The 51-year-old Gibril Ealoghima Massaquoi was allegedly known as “Angel Gabriel” when he was a commander in the notorious Sierra Leone rebel group, the Revolutionary United Front (RUF), which also fought in Liberia.
The AFP news agency reports it has seen court documents which contend he held an “extremely senior and influential position” in the RUF, one of the main militias fighting alongside President Charles Taylor’s NPFL forces in Liberia.
According to witnesses, he ordered civilians, including children, to be locked inside two buildings, which were then set on fire.
In another alleged atrocity, Prosecutor Tom Laitinen says some of his victims’ bodies were cut up and “made into food which Massaquoi also ate”.
He denies the charges however and says he was taking part in peace talks at the time of the alleged crimes.

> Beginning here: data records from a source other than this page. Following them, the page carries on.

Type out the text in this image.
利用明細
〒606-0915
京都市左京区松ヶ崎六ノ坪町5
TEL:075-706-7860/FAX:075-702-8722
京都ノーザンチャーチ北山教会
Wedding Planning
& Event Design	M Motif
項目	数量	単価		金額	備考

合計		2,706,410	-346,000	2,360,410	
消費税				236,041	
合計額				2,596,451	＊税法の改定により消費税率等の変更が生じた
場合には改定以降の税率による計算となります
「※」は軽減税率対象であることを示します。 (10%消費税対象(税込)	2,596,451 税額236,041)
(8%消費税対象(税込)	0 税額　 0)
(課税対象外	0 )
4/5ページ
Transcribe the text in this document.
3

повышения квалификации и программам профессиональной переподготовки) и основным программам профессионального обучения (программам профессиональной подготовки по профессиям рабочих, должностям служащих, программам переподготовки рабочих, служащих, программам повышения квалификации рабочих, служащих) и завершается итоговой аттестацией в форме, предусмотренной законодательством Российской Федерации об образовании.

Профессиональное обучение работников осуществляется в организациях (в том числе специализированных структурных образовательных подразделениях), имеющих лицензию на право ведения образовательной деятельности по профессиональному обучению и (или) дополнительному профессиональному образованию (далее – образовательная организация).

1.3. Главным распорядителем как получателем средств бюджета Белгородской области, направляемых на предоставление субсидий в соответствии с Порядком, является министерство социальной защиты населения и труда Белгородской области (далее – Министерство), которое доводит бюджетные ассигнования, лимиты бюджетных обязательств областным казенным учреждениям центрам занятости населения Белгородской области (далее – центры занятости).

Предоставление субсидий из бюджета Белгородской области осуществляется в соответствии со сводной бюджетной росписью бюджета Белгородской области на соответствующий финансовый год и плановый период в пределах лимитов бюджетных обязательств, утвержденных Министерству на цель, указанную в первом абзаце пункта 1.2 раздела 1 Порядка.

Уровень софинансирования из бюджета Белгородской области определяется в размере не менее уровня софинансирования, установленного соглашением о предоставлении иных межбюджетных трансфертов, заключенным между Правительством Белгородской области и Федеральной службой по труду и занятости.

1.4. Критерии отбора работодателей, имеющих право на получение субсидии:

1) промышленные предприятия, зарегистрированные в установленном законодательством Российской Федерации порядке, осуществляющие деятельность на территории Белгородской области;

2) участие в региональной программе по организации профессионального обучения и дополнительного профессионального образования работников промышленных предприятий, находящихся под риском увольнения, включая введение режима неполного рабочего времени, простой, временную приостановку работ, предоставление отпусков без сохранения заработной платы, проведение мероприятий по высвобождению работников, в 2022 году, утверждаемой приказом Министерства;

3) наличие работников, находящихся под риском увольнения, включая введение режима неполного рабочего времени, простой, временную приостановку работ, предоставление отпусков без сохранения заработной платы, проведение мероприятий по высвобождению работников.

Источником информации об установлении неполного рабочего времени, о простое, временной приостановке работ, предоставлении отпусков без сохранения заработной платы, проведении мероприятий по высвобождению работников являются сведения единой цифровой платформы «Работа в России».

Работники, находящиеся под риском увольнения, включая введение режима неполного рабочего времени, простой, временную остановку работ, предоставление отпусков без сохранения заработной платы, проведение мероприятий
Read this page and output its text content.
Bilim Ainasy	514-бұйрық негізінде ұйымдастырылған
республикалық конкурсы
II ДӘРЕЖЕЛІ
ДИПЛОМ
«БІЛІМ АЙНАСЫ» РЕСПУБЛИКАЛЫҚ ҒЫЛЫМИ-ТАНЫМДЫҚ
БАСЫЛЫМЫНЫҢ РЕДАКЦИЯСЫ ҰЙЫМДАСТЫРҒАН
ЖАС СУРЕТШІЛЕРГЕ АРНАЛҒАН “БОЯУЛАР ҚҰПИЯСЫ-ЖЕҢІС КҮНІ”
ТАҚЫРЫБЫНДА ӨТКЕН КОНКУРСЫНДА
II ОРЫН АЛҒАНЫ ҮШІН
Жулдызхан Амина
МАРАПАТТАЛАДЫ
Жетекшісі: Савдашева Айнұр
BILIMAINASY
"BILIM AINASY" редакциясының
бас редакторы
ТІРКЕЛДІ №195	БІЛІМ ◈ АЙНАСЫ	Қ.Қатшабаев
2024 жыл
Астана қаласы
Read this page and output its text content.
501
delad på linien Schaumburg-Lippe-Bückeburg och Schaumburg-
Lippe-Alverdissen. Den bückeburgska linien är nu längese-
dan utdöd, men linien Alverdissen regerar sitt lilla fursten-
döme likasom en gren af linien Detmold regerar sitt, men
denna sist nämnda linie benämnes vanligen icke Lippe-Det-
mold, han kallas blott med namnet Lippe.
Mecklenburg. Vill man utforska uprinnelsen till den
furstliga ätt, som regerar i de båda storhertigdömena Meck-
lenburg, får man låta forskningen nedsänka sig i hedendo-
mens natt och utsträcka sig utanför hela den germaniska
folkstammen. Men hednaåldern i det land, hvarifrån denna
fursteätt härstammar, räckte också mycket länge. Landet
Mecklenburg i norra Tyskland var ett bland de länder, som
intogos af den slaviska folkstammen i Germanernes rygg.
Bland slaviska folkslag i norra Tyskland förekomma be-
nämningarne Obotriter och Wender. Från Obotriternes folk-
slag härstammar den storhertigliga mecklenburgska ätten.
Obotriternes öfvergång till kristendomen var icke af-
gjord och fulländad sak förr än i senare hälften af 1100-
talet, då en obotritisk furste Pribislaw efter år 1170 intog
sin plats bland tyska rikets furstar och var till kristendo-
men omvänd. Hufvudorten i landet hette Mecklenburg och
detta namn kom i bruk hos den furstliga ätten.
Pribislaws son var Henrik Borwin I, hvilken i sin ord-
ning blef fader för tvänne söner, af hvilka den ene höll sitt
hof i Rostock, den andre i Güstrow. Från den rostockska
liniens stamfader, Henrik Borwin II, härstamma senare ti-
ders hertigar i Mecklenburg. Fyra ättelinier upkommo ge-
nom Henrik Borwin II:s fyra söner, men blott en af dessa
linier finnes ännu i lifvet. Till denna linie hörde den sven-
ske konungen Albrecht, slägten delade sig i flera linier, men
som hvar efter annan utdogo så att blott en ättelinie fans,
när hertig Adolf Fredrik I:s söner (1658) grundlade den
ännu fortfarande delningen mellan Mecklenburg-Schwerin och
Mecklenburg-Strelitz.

Prosecutors have demanded a life sentence, which, in Finland tends to mean 14 years’ imprisonment, reports AFP.
The first Liberian civil war started in December 1989 when Charles Taylor’s National Patriotic Front (NPFL) launched a rebellion to overthrow the authoritarian president Samuel Doe, who had murdered the country’s previous leader in a bloody coup.
Taylor quickly took control of most of the country excluding the capital, Monrovia, where an African force was present. The capital later fell and he was elected president in 1997, but within two years another rebellion erupted and he lost much of the country. At the end of the in 2003, Taylor flew to Nigeria.
At least a quarter of a million people perished in the decade and a half of chaos, with a third of the country’s population turned into refugees.
Two years ago ex-warlord Mohammed “Jungle Jabbah” Jabateh was jailed for 30 years in the US for lying about his past as a leader of a force that carried out multiple murders and acts of cannibalism.
Another former warlord Alieu Kosiah went on trial in Switzerland in December, becoming the first Liberian to face prosecution for war crimes over the atrocities committed in the country.
Kunti Kamara, another former rebel commander, was also ordered to stand trial in France accused of torture and complicity in acts of torture in the 1990s.
Over 250,000 people were killed in the Liberian conflict, which was intertwined with the war in neighbouring Sierra Leone.